Se non fosse che Io aspetto i cuori per darmi a loro, Io sarei ben infelice e ne resterei defraudato nel mio amore, e senza scopo la mia vita sacramentale; e se ciò tollero nei tabernacoli, non lo tollererei nelle ostie viventi.

Quindi alla vita è necessaria la nutrizione, ed Io nel Sacramento voglio essere nutrito, e voglio essere nutrito del mio stesso cibo, cioè 𝗹’𝗮𝗻𝗶𝗺𝗮 𝗳𝗮𝗿à 𝘀𝘂𝗮 𝗹𝗮 𝗺𝗶𝗮 𝗩𝗼𝗹𝗼𝗻𝘁à, 𝗶𝗹 𝗺𝗶𝗼 𝗮𝗺𝗼𝗿𝗲, 𝗹𝗲 𝗺𝗶𝗲 𝗽𝗿𝗲𝗴𝗵𝗶𝗲𝗿𝗲, 𝗹𝗲 𝗿𝗶𝗽𝗮𝗿𝗮𝘇𝗶𝗼𝗻𝗶, 𝗶 𝘀𝗮𝗰𝗿𝗶𝗳𝗶𝘇𝗶 𝗲 𝗹𝗶 𝗱𝗮𝗿à 𝗮 𝗠𝗲 𝗰𝗼𝗺𝗲 𝗰𝗼𝘀𝗲 𝘀𝘂𝗲, 𝗲𝗱 𝗜𝗼 𝗺𝗶 𝗻𝘂𝘁𝗿𝗶𝗿ò.

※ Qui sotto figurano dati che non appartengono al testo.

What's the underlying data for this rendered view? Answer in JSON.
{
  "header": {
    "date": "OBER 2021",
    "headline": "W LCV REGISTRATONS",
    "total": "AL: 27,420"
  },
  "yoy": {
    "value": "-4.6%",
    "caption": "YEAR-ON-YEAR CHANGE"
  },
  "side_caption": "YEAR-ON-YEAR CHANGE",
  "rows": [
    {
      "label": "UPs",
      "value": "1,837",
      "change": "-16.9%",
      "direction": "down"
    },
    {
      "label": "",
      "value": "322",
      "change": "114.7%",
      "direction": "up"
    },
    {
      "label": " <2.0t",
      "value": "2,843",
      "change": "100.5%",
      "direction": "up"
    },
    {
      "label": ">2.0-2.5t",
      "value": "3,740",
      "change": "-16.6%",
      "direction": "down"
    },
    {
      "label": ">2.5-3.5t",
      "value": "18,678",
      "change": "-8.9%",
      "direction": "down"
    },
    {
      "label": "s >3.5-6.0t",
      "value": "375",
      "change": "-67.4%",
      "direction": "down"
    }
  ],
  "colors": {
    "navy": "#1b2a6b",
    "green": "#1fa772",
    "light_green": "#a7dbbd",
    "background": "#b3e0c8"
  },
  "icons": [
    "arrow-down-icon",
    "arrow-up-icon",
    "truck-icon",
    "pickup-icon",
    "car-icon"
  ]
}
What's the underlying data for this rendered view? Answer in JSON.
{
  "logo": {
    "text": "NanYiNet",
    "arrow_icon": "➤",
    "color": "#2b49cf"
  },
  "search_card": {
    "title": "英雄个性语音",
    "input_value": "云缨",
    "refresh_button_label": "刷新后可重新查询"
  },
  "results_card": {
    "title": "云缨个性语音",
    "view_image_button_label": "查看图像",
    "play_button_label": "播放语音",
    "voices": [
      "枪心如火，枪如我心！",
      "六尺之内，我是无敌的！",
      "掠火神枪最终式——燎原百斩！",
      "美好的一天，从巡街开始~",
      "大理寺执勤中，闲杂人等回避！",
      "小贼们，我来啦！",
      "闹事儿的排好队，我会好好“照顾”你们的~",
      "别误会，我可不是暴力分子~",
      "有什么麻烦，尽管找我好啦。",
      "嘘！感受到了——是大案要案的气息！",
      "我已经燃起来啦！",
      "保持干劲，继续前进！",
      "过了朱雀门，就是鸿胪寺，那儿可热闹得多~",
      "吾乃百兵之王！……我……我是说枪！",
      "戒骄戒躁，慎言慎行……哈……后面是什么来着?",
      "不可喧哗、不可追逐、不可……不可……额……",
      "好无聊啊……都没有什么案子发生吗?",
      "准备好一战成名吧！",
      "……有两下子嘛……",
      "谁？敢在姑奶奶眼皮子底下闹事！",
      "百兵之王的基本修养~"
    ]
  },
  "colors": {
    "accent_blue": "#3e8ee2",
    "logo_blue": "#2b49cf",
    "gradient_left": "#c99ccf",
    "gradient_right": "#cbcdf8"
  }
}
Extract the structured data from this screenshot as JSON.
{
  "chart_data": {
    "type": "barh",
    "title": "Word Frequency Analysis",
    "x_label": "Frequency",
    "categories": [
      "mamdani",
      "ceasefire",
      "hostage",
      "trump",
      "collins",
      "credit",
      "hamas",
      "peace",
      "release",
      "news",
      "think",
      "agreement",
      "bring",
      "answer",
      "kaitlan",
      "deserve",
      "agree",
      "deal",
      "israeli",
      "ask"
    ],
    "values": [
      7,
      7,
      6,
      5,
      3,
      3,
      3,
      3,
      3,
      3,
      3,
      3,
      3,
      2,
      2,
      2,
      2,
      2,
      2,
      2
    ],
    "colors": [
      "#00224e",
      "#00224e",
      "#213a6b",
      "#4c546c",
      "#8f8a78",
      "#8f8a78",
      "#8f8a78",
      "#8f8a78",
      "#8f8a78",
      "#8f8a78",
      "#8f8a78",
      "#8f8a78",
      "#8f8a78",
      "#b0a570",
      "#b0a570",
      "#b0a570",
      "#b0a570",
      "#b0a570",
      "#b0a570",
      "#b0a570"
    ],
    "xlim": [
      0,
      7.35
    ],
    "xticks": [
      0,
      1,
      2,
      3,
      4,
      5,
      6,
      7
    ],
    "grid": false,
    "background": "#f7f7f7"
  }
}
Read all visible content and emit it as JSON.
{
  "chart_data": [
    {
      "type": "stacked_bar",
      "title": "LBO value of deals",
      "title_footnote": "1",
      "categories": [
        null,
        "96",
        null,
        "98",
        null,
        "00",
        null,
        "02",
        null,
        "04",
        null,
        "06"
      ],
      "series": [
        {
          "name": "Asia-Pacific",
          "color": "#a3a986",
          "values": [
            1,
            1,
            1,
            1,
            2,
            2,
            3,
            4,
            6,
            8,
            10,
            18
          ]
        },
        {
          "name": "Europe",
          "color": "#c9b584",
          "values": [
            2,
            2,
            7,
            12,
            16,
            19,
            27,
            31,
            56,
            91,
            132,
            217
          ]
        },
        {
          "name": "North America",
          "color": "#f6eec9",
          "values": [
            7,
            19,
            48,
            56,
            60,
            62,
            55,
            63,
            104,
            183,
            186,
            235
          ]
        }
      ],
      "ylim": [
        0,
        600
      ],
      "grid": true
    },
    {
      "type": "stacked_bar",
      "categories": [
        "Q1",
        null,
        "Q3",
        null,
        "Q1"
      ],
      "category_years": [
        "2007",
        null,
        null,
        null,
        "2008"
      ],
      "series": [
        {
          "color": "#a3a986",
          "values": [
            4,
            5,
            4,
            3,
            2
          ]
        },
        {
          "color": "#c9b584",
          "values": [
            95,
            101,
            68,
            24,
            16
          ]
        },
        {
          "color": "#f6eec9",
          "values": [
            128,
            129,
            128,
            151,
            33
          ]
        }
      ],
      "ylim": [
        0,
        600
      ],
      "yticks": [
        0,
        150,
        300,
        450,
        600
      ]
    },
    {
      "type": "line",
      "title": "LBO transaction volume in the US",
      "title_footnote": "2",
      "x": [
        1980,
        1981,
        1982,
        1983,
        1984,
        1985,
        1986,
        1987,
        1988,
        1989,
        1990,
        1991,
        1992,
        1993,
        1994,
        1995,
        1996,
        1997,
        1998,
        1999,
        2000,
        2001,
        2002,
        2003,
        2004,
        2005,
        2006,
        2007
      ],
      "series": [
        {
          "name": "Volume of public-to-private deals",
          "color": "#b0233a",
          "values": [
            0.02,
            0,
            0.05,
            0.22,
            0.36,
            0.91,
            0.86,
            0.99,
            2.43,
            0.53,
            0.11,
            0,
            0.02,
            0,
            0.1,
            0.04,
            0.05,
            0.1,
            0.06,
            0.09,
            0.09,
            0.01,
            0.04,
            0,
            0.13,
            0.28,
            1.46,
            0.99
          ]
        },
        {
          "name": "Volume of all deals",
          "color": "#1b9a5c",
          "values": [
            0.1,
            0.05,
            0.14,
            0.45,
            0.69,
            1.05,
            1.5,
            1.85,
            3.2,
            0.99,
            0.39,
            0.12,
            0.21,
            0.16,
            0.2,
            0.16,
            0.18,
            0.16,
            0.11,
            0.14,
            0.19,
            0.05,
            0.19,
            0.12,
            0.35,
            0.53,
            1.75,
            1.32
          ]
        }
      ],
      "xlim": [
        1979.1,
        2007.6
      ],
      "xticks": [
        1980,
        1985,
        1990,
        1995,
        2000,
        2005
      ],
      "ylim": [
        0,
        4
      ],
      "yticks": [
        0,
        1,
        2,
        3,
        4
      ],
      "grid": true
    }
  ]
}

L’ anima si unirà con Me, tenderà le sue orecchie per sentire ciò che sto facendo per farlo insieme con Me, e man mano che replicherà i miei stessi atti, mi darà il suo cibo ed Io ne sarò felice; e solo in queste ostie viventi troverò il compenso della solitudine, del digiuno e di ciò che soffro nei tabernacoli”.